Saturday, July 4, 2009

Reflections on Educational Internet Resources

When I consider valuable Internet resources for education it helps me to divide the various tools into:

Resources to help students learn and teachers teach.
o Online images, shared video and audio files.
o Interactive educational web sites – especially those connected to text books and other in-class resources, classroom blogs, shared documents, chat, online encyclopedia and dictionaries, etc.
Resources to show what students know or have learned.
o Electronic portfolios, Blogs, Wikis, student created web sites, youth media pieces, etc.
Resources that can help with preparation and evaluation.
o Professional blogs, social networks for educators including Nings, book-marking sites, online assessment sites, and professional web sites.

I find the amount of Internet resources for education to be nearly unlimited and the value nearly priceless. One almost has to find a niche using specific resources of interest or spend countless hours experimenting with different tools. The former would be the optimal experience but sometimes difficult. Being a working wife and mother and graduate student, my “experimental” time is limited.

Blogs are currently the most valuable resource for me because of the format of providing information or sharing ideas and then receiving feedback from other interested parties. Classroom or student blogs give teachers and students experience in using this format to address concepts covered as part of the curriculum and other topics of interest. Students have an electronic forum to share their knowledge and opinions and read and evaluate those of their peers. Through blogs students develop and display their reading, comprehension, analysis, evaluation, and writing skills just to name a few. Educators participate in and/or create their own blogs to share information, opinions, ideas, resources, and sometimes, just vent. I have noticed in discussion with other educators who use Internet resources that they too prefer or find the most value in one or two specific tools such as Wikis, web site development, Google docs, etc. These resources are valuable and the teachers have become experts in using them and rely on them more because of the results and learning goals met by students.

Ultimately, the value of Internet resources in education is correlated to how effectively they are utilized and ultimately the result in student learning. I don’t want to blog my students to death and I believe that they should be exposed to several appropriate, relevant and valuable Internet tools that will positively affect their learning.

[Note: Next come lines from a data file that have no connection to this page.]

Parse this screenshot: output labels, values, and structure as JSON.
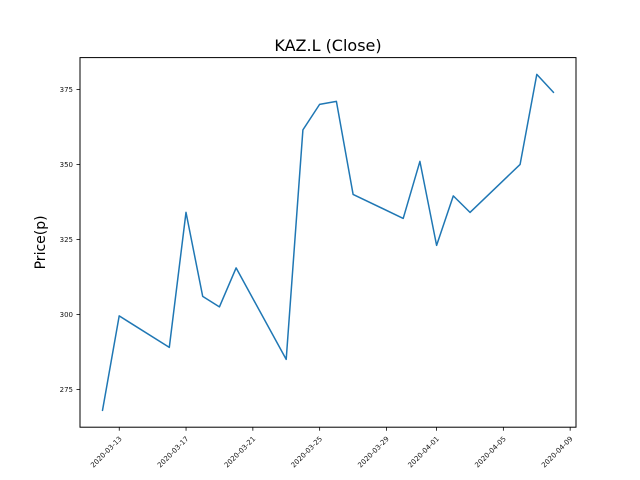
{
  "chart_data": {
    "type": "line",
    "title": "KAZ.L (Close)",
    "xlabel": "",
    "ylabel": "Price(p)",
    "grid": false,
    "legend": "none",
    "background_color": "#ffffff",
    "spine_color": "#000000",
    "x_origin": "2020-03-12",
    "xlim_days": [
      -1.35,
      28.35
    ],
    "ylim": [
      262.4,
      385.6
    ],
    "x_ticks": [
      "2020-03-13",
      "2020-03-17",
      "2020-03-21",
      "2020-03-25",
      "2020-03-29",
      "2020-04-01",
      "2020-04-05",
      "2020-04-09"
    ],
    "y_ticks": [
      275,
      300,
      325,
      350,
      375
    ],
    "series": [
      {
        "name": "Close",
        "color": "#1f77b4",
        "x": [
          "2020-03-12",
          "2020-03-13",
          "2020-03-16",
          "2020-03-17",
          "2020-03-18",
          "2020-03-19",
          "2020-03-20",
          "2020-03-23",
          "2020-03-24",
          "2020-03-25",
          "2020-03-26",
          "2020-03-27",
          "2020-03-30",
          "2020-03-31",
          "2020-04-01",
          "2020-04-02",
          "2020-04-03",
          "2020-04-06",
          "2020-04-07",
          "2020-04-08"
        ],
        "y": [
          268,
          299.5,
          289,
          334,
          306,
          302.5,
          315.5,
          285,
          361.5,
          370,
          371,
          340,
          332,
          351,
          323,
          339.5,
          334,
          350,
          380,
          374
        ]
      }
    ]
  }
}
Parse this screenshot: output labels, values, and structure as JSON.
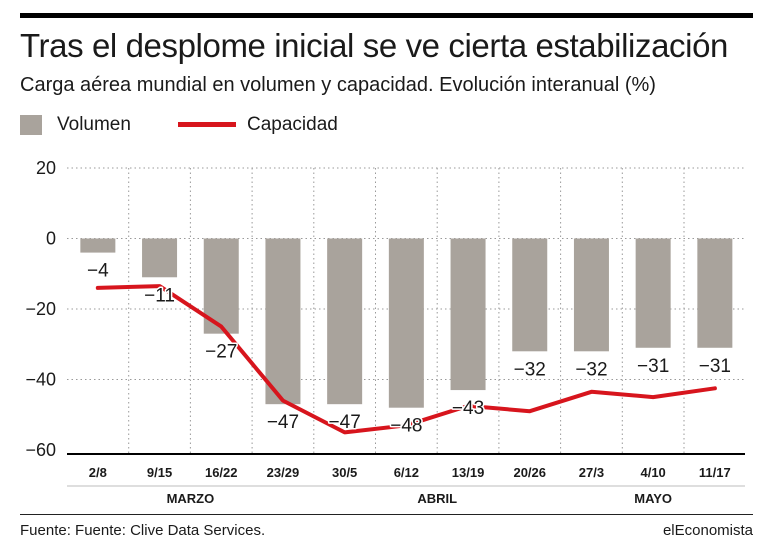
{
  "header": {
    "title": "Tras el desplome inicial se ve cierta estabilización",
    "subtitle": "Carga aérea mundial en volumen y capacidad. Evolución interanual (%)"
  },
  "legend": {
    "bar_label": "Volumen",
    "line_label": "Capacidad"
  },
  "footer": {
    "source": "Fuente: Fuente: Clive Data Services.",
    "brand": "elEconomista"
  },
  "chart_data": {
    "type": "bar",
    "categories": [
      "2/8",
      "9/15",
      "16/22",
      "23/29",
      "30/5",
      "6/12",
      "13/19",
      "20/26",
      "27/3",
      "4/10",
      "11/17"
    ],
    "months": [
      {
        "label": "MARZO",
        "from": 0,
        "to": 3
      },
      {
        "label": "ABRIL",
        "from": 4,
        "to": 7
      },
      {
        "label": "MAYO",
        "from": 8,
        "to": 10
      }
    ],
    "series": [
      {
        "name": "Volumen",
        "type": "bar",
        "values": [
          -4,
          -11,
          -27,
          -47,
          -47,
          -48,
          -43,
          -32,
          -32,
          -31,
          -31
        ],
        "labels": [
          "−4",
          "−11",
          "−27",
          "−47",
          "−47",
          "−48",
          "−43",
          "−32",
          "−32",
          "−31",
          "−31"
        ]
      },
      {
        "name": "Capacidad",
        "type": "line",
        "values": [
          -14,
          -13.5,
          -25,
          -46,
          -55,
          -53,
          -47.5,
          -49,
          -43.5,
          -45,
          -42.5
        ]
      }
    ],
    "yticks": [
      20,
      0,
      -20,
      -40,
      -60
    ],
    "ytick_labels": [
      "20",
      "0",
      "−20",
      "−40",
      "−60"
    ],
    "ylim": [
      -60,
      20
    ],
    "grid": true,
    "colors": {
      "bar": "#a9a39c",
      "line": "#d7151d",
      "grid": "#9a9a9a",
      "axis": "#000000"
    }
  }
}
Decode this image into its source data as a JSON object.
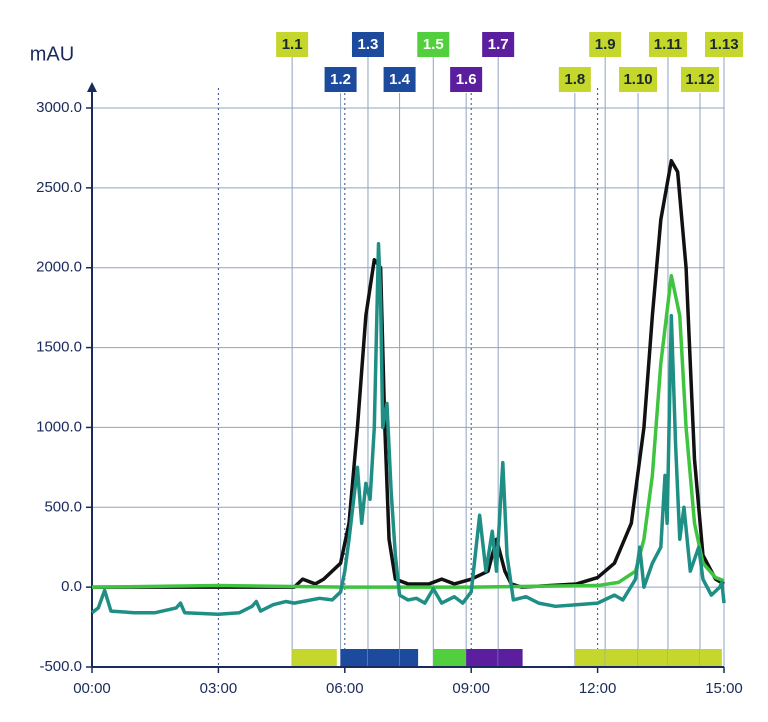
{
  "chart_data": {
    "type": "line",
    "y_label": "mAU",
    "xlim": [
      0,
      15
    ],
    "ylim": [
      -500,
      3000
    ],
    "xticks": [
      {
        "value": 0,
        "label": "00:00"
      },
      {
        "value": 3,
        "label": "03:00"
      },
      {
        "value": 6,
        "label": "06:00"
      },
      {
        "value": 9,
        "label": "09:00"
      },
      {
        "value": 12,
        "label": "12:00"
      },
      {
        "value": 15,
        "label": "15:00"
      }
    ],
    "yticks": [
      {
        "value": -500,
        "label": "-500.0"
      },
      {
        "value": 0,
        "label": "0.0"
      },
      {
        "value": 500,
        "label": "500.0"
      },
      {
        "value": 1000,
        "label": "1000.0"
      },
      {
        "value": 1500,
        "label": "1500.0"
      },
      {
        "value": 2000,
        "label": "2000.0"
      },
      {
        "value": 2500,
        "label": "2500.0"
      },
      {
        "value": 3000,
        "label": "3000.0"
      }
    ],
    "grid": true,
    "series": [
      {
        "color": "#111111",
        "x": [
          0,
          4.8,
          5.0,
          5.3,
          5.5,
          5.9,
          6.1,
          6.3,
          6.5,
          6.7,
          6.85,
          6.95,
          7.05,
          7.2,
          7.5,
          8.0,
          8.3,
          8.6,
          9.0,
          9.4,
          9.6,
          9.8,
          9.95,
          10.2,
          11.5,
          12.0,
          12.4,
          12.8,
          13.1,
          13.3,
          13.5,
          13.75,
          13.9,
          14.1,
          14.3,
          14.5,
          14.8,
          15.0
        ],
        "values": [
          0,
          0,
          50,
          20,
          50,
          150,
          400,
          1000,
          1700,
          2050,
          2000,
          1000,
          300,
          50,
          20,
          20,
          50,
          20,
          50,
          100,
          300,
          100,
          20,
          0,
          20,
          60,
          150,
          400,
          1000,
          1700,
          2300,
          2670,
          2600,
          2000,
          800,
          200,
          50,
          20
        ]
      },
      {
        "color": "#3ec43e",
        "x": [
          0,
          3,
          6,
          9,
          12,
          12.5,
          12.9,
          13.1,
          13.3,
          13.5,
          13.75,
          13.95,
          14.1,
          14.3,
          14.5,
          14.8,
          15.0
        ],
        "values": [
          0,
          10,
          0,
          0,
          10,
          30,
          100,
          300,
          700,
          1400,
          1950,
          1700,
          1000,
          400,
          150,
          60,
          40
        ]
      },
      {
        "color": "#1f8f86",
        "x": [
          0,
          0.15,
          0.3,
          0.45,
          1.0,
          1.5,
          2.0,
          2.1,
          2.2,
          3.0,
          3.5,
          3.8,
          3.9,
          4.0,
          4.3,
          4.6,
          4.8,
          5.0,
          5.4,
          5.7,
          5.9,
          6.0,
          6.1,
          6.3,
          6.4,
          6.5,
          6.6,
          6.7,
          6.8,
          6.85,
          6.9,
          7.0,
          7.1,
          7.2,
          7.3,
          7.5,
          7.7,
          7.9,
          8.1,
          8.3,
          8.6,
          8.8,
          9.0,
          9.2,
          9.35,
          9.5,
          9.6,
          9.75,
          9.85,
          10.0,
          10.3,
          10.6,
          11.0,
          11.5,
          12.0,
          12.4,
          12.6,
          12.9,
          13.0,
          13.1,
          13.3,
          13.5,
          13.6,
          13.65,
          13.75,
          13.85,
          13.95,
          14.05,
          14.2,
          14.4,
          14.5,
          14.7,
          14.9,
          14.95,
          15.0
        ],
        "values": [
          -160,
          -130,
          -20,
          -150,
          -160,
          -160,
          -130,
          -100,
          -160,
          -170,
          -160,
          -120,
          -90,
          -150,
          -110,
          -90,
          -100,
          -90,
          -70,
          -80,
          -30,
          100,
          300,
          750,
          400,
          650,
          550,
          1000,
          2150,
          1800,
          1000,
          1150,
          600,
          200,
          -50,
          -80,
          -70,
          -100,
          -10,
          -100,
          -60,
          -100,
          -30,
          450,
          100,
          350,
          100,
          780,
          200,
          -80,
          -60,
          -100,
          -120,
          -110,
          -100,
          -50,
          -80,
          50,
          250,
          0,
          150,
          250,
          700,
          400,
          1700,
          900,
          300,
          500,
          100,
          250,
          50,
          -50,
          0,
          30,
          -100
        ]
      }
    ],
    "fractions": [
      {
        "label": "1.1",
        "start": 4.75,
        "end": 5.81,
        "color": "#c5d62c"
      },
      {
        "label": "1.2",
        "start": 5.9,
        "end": 6.55,
        "color": "#1c4a9c"
      },
      {
        "label": "1.3",
        "start": 6.55,
        "end": 7.3,
        "color": "#1c4a9c"
      },
      {
        "label": "1.4",
        "start": 7.3,
        "end": 7.74,
        "color": "#1c4a9c"
      },
      {
        "label": "1.5",
        "start": 8.1,
        "end": 8.88,
        "color": "#52cf3c"
      },
      {
        "label": "1.6",
        "start": 8.88,
        "end": 9.64,
        "color": "#5a1e9e"
      },
      {
        "label": "1.7",
        "start": 9.64,
        "end": 10.22,
        "color": "#5a1e9e"
      },
      {
        "label": "1.8",
        "start": 11.46,
        "end": 12.18,
        "color": "#c5d62c"
      },
      {
        "label": "1.9",
        "start": 12.18,
        "end": 12.96,
        "color": "#c5d62c"
      },
      {
        "label": "1.10",
        "start": 12.96,
        "end": 13.67,
        "color": "#c5d62c"
      },
      {
        "label": "1.11",
        "start": 13.67,
        "end": 14.43,
        "color": "#c5d62c"
      },
      {
        "label": "1.12",
        "start": 14.43,
        "end": 14.95,
        "color": "#c5d62c"
      },
      {
        "label": "1.13",
        "start": 15.0,
        "end": 15.0,
        "color": "#c5d62c"
      }
    ]
  }
}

What do you consider to be the most valuable educational Internet resources and why? What successes have you had using them with students and how did you know your students learned from them?

1 comment:

  1. I think one of the most valuable educational internet resources is anything that will provide students/teachers with answers. In all learning experiences there will be situations that students, learners, teachers will need a reference topics, information as back-up per say. Various internet sites such Wikipedia, Online Encyclopedia Brittannica, Google, Bing, Encarta, the list can go on forever. I found it successful with students because it taught them to find information through various from different mediums. A bit of eveidence that to show that studnets learned from it is that students formed their favorite site to use as a primary source.